Protective Role of Glial Heat Shock Proteins in Amyotrophic Lateral Sclerosis

Abstract

Amyotrophic Lateral Sclerosis (ALS) is a complex neurodegenerative disease in which multiple cell types and cellular pathways play a role. A pathological hallmark of neurodegenerative disorders, including ALS, is the presence of intracellular aggregates. Heat Shock Proteins (Hsp) are a family of protein chaperones that normally play a key role in protein homeostasis, acting to prevent aggregation of misfolded proteins. In ALS, Hsp are sequestered into aggregates, creating a cytosolic deficit in Hsp availability and function, thereby reducing their ability to respond to cell stress and prevent aggregation of misfolded proteins. Furthermore, not only is the neuronal support normally provided by surrounding glial cells lost ALS, but glia actively contribute towards motor neuron degeneration.
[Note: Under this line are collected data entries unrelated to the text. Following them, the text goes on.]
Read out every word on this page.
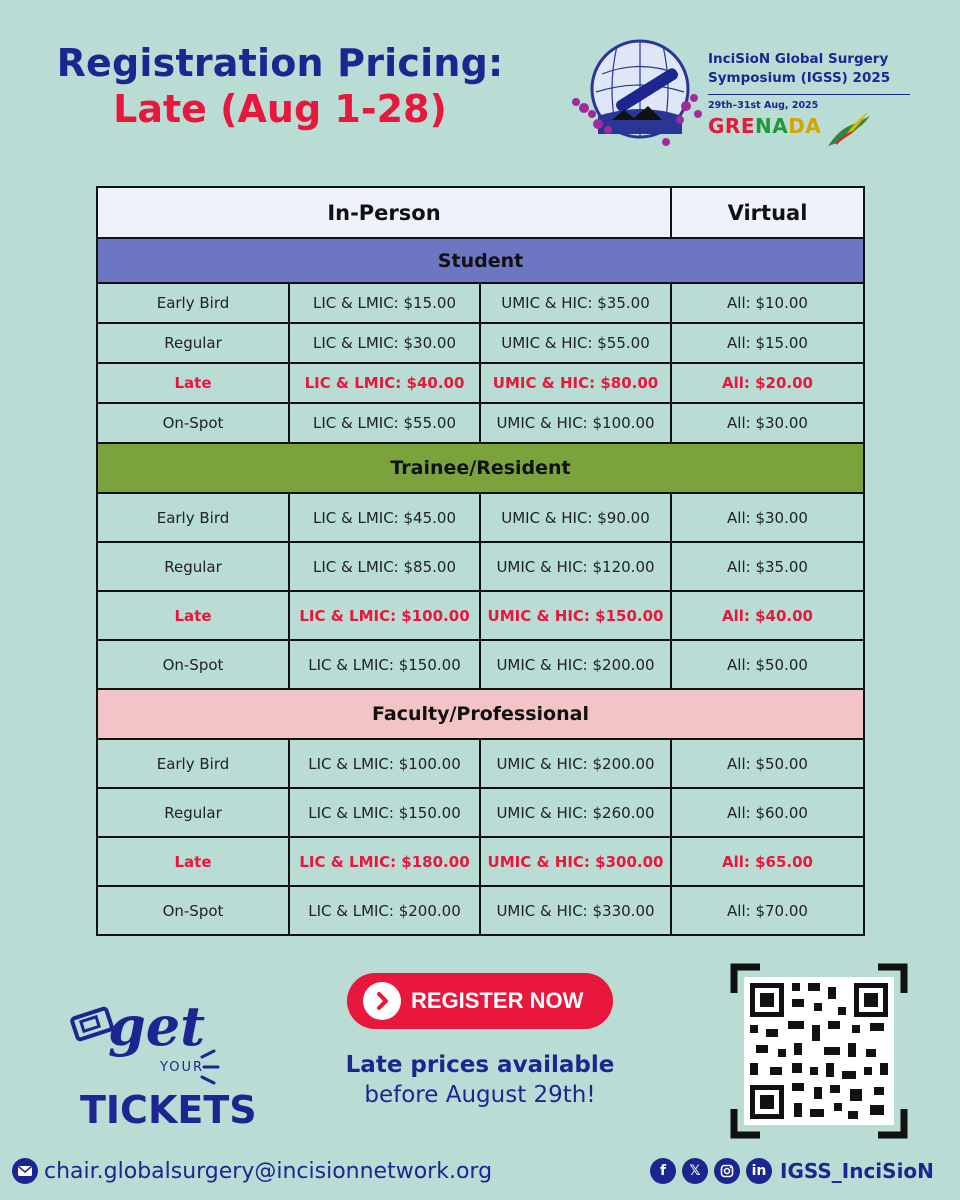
Registration Pricing:
Late (Aug 1-28)
InciSioN Global Surgery
Symposium (IGSS) 2025
29th–31st Aug, 2025
GRENADA
In-Person			Virtual
Student			
Early Bird	LIC & LMIC: $15.00	UMIC & HIC: $35.00	All: $10.00
Regular	LIC & LMIC: $30.00	UMIC & HIC: $55.00	All: $15.00
Late	LIC & LMIC: $40.00	UMIC & HIC: $80.00	All: $20.00
On-Spot	LIC & LMIC: $55.00	UMIC & HIC: $100.00	All: $30.00
Trainee/Resident			
Early Bird	LIC & LMIC: $45.00	UMIC & HIC: $90.00	All: $30.00
Regular	LIC & LMIC: $85.00	UMIC & HIC: $120.00	All: $35.00
Late	LIC & LMIC: $100.00	UMIC & HIC: $150.00	All: $40.00
On-Spot	LIC & LMIC: $150.00	UMIC & HIC: $200.00	All: $50.00
Faculty/Professional			
Early Bird	LIC & LMIC: $100.00	UMIC & HIC: $200.00	All: $50.00
Regular	LIC & LMIC: $150.00	UMIC & HIC: $260.00	All: $60.00
Late	LIC & LMIC: $180.00	UMIC & HIC: $300.00	All: $65.00
On-Spot	LIC & LMIC: $200.00	UMIC & HIC: $330.00	All: $70.00
get
YOUR
TICKETS
REGISTER NOW
Late prices available
before August 29th!
chair.globalsurgery@incisionnetwork.org	f	𝕏	in IGSS_InciSioN
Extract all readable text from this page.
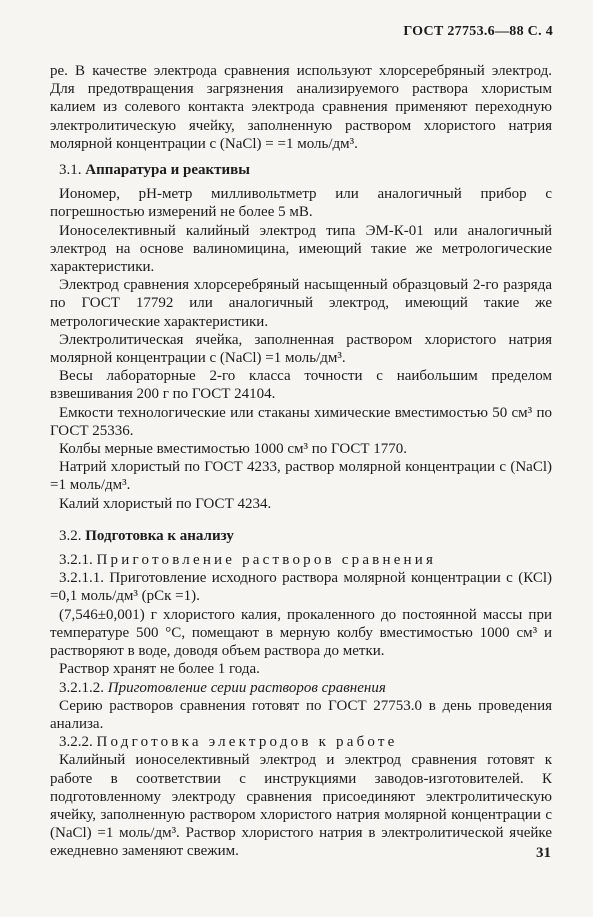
ГОСТ 27753.6—88 С. 4

ре. В качестве электрода сравнения используют хлорсеребряный электрод. Для предотвращения загрязнения анализируемого раствора хлористым калием из солевого контакта электрода сравнения применяют переходную электролитическую ячейку, заполненную раствором хлористого натрия молярной концентрации с (NaCl) = =1 моль/дм³.

3.1. Аппаратура и реактивы

Иономер, pH-метр милливольтметр или аналогичный прибор с погрешностью измерений не более 5 мВ.

Ионоселективный калийный электрод типа ЭМ-К-01 или аналогичный электрод на основе валиномицина, имеющий такие же метрологические характеристики.

Электрод сравнения хлорсеребряный насыщенный образцовый 2-го разряда по ГОСТ 17792 или аналогичный электрод, имеющий такие же метрологические характеристики.

Электролитическая ячейка, заполненная раствором хлористого натрия молярной концентрации с (NaCl) =1 моль/дм³.

Весы лабораторные 2-го класса точности с наибольшим пределом взвешивания 200 г по ГОСТ 24104.

Емкости технологические или стаканы химические вместимостью 50 см³ по ГОСТ 25336.

Колбы мерные вместимостью 1000 см³ по ГОСТ 1770.

Натрий хлористый по ГОСТ 4233, раствор молярной концентрации с (NaCl) =1 моль/дм³.

Калий хлористый по ГОСТ 4234.

3.2. Подготовка к анализу

3.2.1. Приготовление растворов сравнения

3.2.1.1. Приготовление исходного раствора молярной концентрации с (КСl) =0,1 моль/дм³ (рСк =1).

(7,546±0,001) г хлористого калия, прокаленного до постоянной массы при температуре 500 °С, помещают в мерную колбу вместимостью 1000 см³ и растворяют в воде, доводя объем раствора до метки.

Раствор хранят не более 1 года.

3.2.1.2. Приготовление серии растворов сравнения

Серию растворов сравнения готовят по ГОСТ 27753.0 в день проведения анализа.

3.2.2. Подготовка электродов к работе

Калийный ионоселективный электрод и электрод сравнения готовят к работе в соответствии с инструкциями заводов-изготовителей. К подготовленному электроду сравнения присоединяют электролитическую ячейку, заполненную раствором хлористого натрия молярной концентрации с (NaCl) =1 моль/дм³. Раствор хлористого натрия в электролитической ячейке ежедневно заменяют свежим.	31
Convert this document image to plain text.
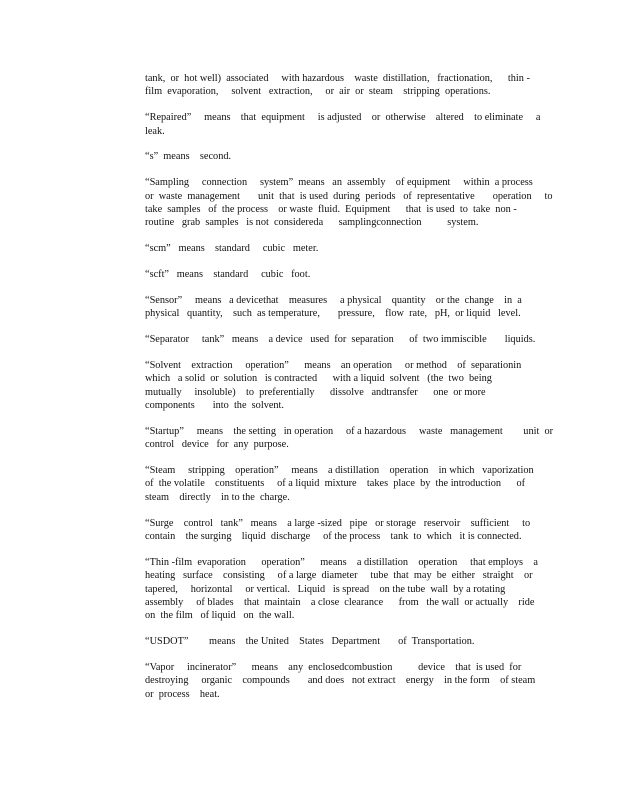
tank,  or  hot well)  associated     with hazardous    waste  distillation,   fractionation,      thin -
film  evaporation,     solvent   extraction,     or  air  or  steam    stripping  operations.

“Repaired”     means    that  equipment     is adjusted    or  otherwise    altered    to eliminate     a
leak.

“s”  means    second.

“Sampling     connection     system”  means   an  assembly    of equipment     within  a process
or  waste  management       unit  that  is used  during  periods   of  representative       operation     to
take  samples   of  the process    or waste  fluid.  Equipment      that  is used  to  take  non -
routine   grab  samples   is not  considereda      samplingconnection          system.

“scm”   means    standard     cubic   meter.

“scft”   means    standard     cubic   foot.

“Sensor”     means   a devicethat    measures     a physical    quantity    or the  change    in  a
physical   quantity,    such  as temperature,       pressure,    flow  rate,   pH,  or liquid   level.

“Separator     tank”   means    a device   used  for  separation      of  two immiscible       liquids.

“Solvent    extraction     operation”      means    an operation     or method    of  separationin
which   a solid  or  solution   is contracted      with a liquid  solvent   (the  two  being
mutually     insoluble)    to  preferentially      dissolve   andtransfer      one  or more
components       into  the  solvent.

“Startup”     means    the setting   in operation     of a hazardous     waste   management        unit  or
control   device   for  any  purpose.

“Steam     stripping    operation”     means    a distillation    operation    in which   vaporization
of  the volatile    constituents     of a liquid  mixture    takes  place  by  the introduction      of
steam    directly    in to the  charge.

“Surge    control   tank”   means    a large -sized   pipe   or storage   reservoir    sufficient     to
contain    the surging    liquid  discharge     of the process    tank  to  which   it is connected.

“Thin -film  evaporation      operation”      means    a distillation    operation     that employs    a
heating   surface    consisting     of a large  diameter     tube  that  may  be  either   straight    or
tapered,     horizontal     or vertical.   Liquid   is spread    on the tube  wall  by a rotating
assembly     of blades    that  maintain    a close  clearance      from   the wall  or actually    ride
on  the film   of liquid   on  the wall.

“USDOT”        means    the United    States   Department       of  Transportation.

“Vapor     incinerator”      means    any  enclosedcombustion          device    that  is used  for
destroying     organic    compounds       and does   not extract    energy    in the form    of steam
or  process    heat.
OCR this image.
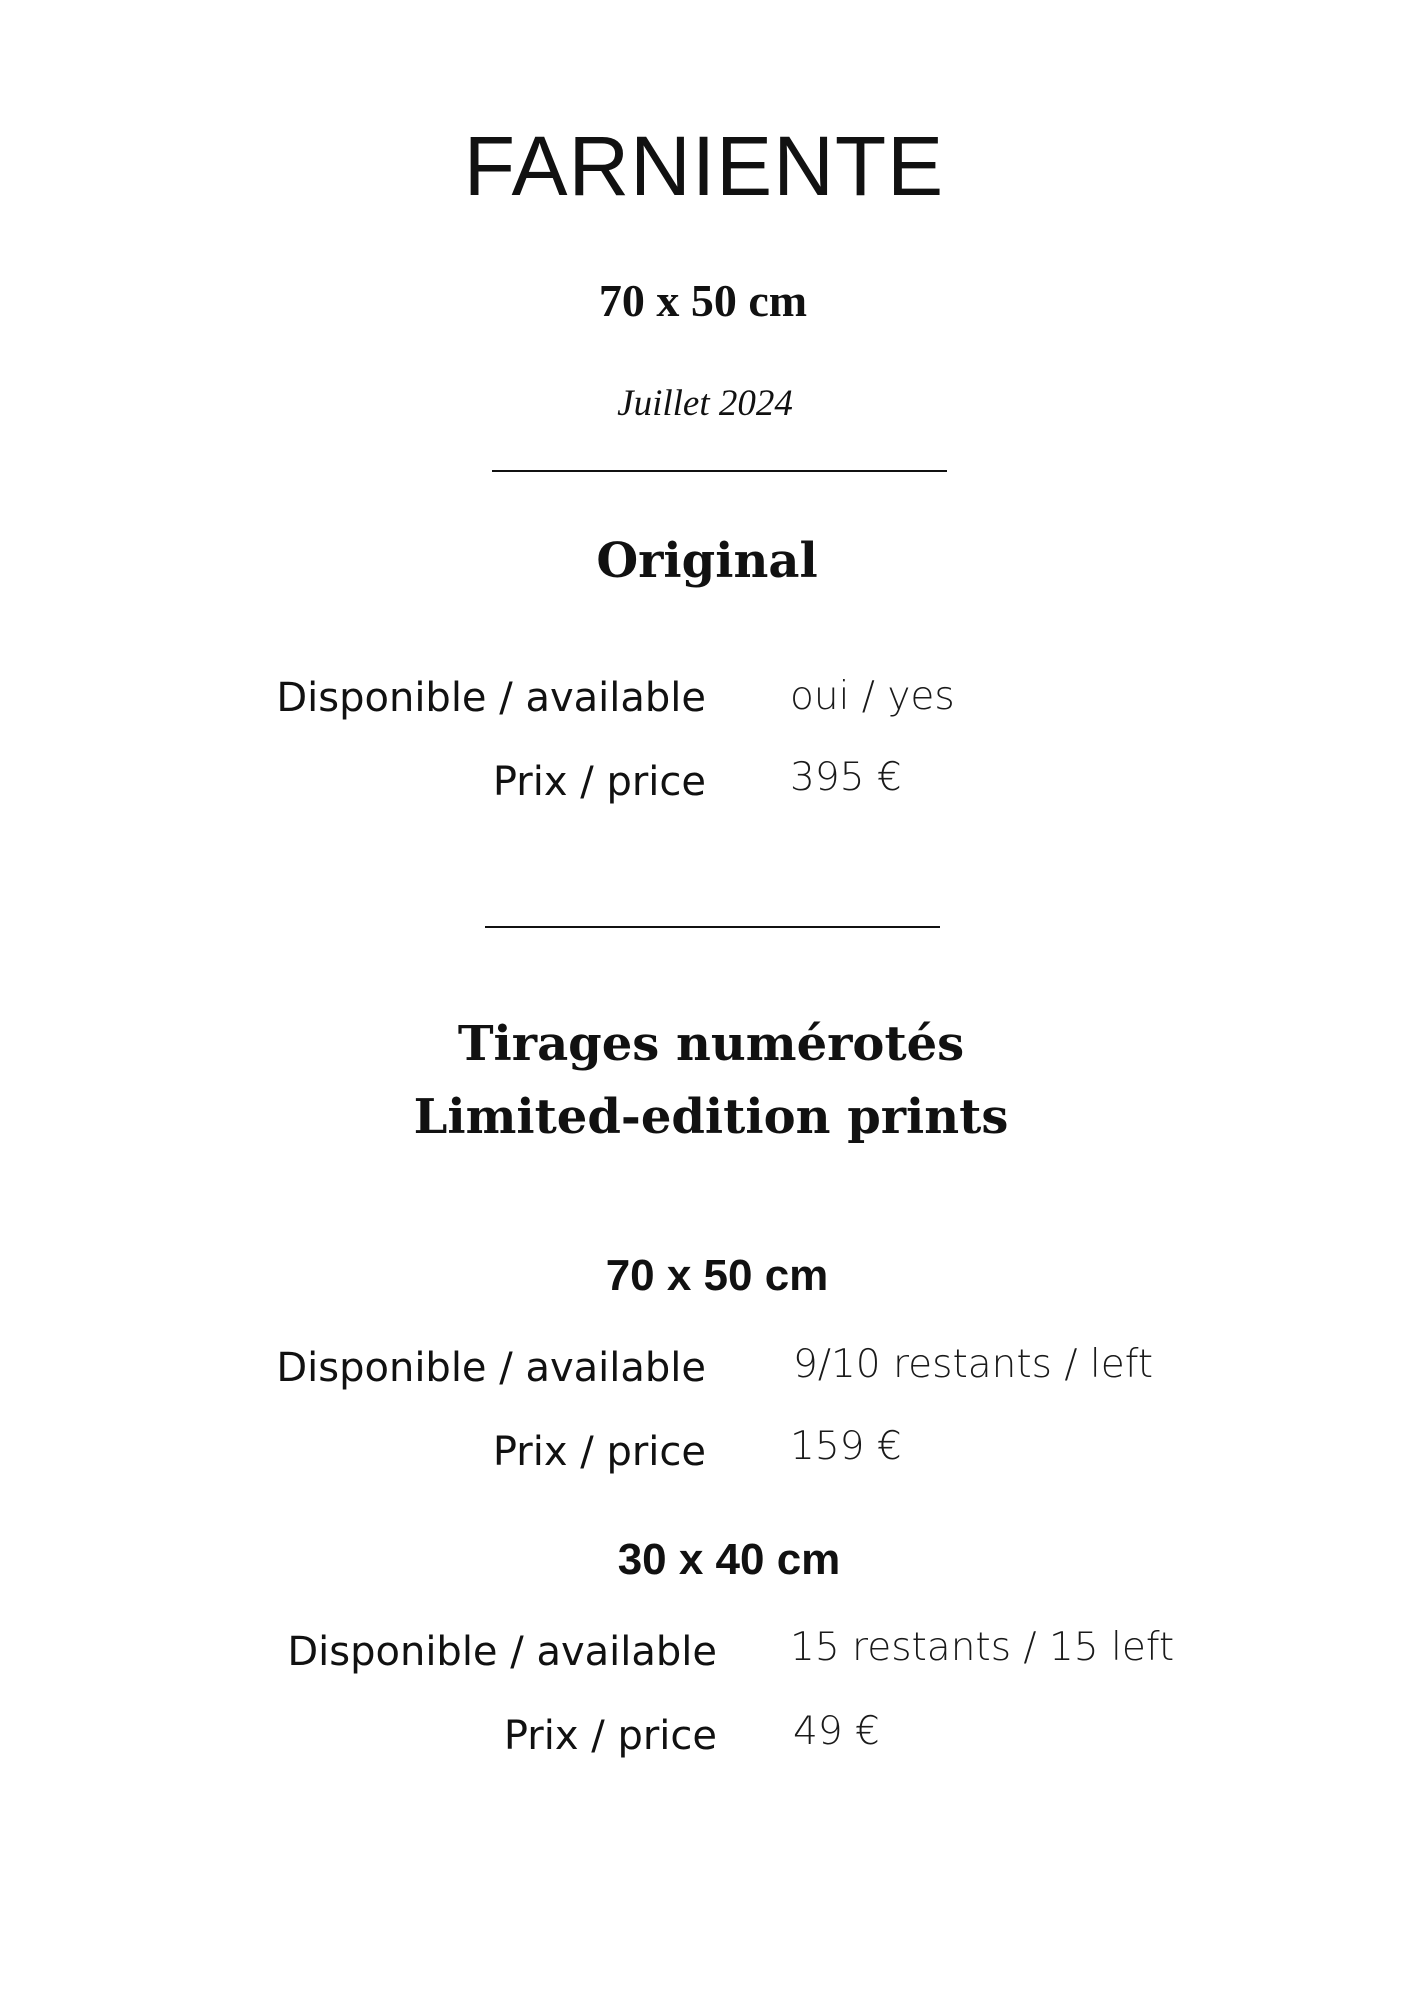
FARNIENTE
70 x 50 cm
Juillet 2024
Original
Disponible / available oui / yes
Prix / price 395 €
Tirages numérotés
Limited-edition prints
70 x 50 cm
Disponible / available 9/10 restants / left
Prix / price 159 €
30 x 40 cm
Disponible / available 15 restants / 15 left
Prix / price 49 €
Here, we discuss the possibility that dysfunction of Hsp in glia may contribute to non-cell autonomous mechanisms of motor neuron death in ALS, for example by exacerbating inflammatory signalling in glia. Since motor neurons are unable to upregulate Hsp in response to stress, it is possible they rely on surrounding glia to provide them with Hsp, and this support may be lost in ALS. Therefore, therapeutic approaches that augment Hsp levels may have neuroprotective effects on motor neurons and may correct ALS-induced deficits in glia.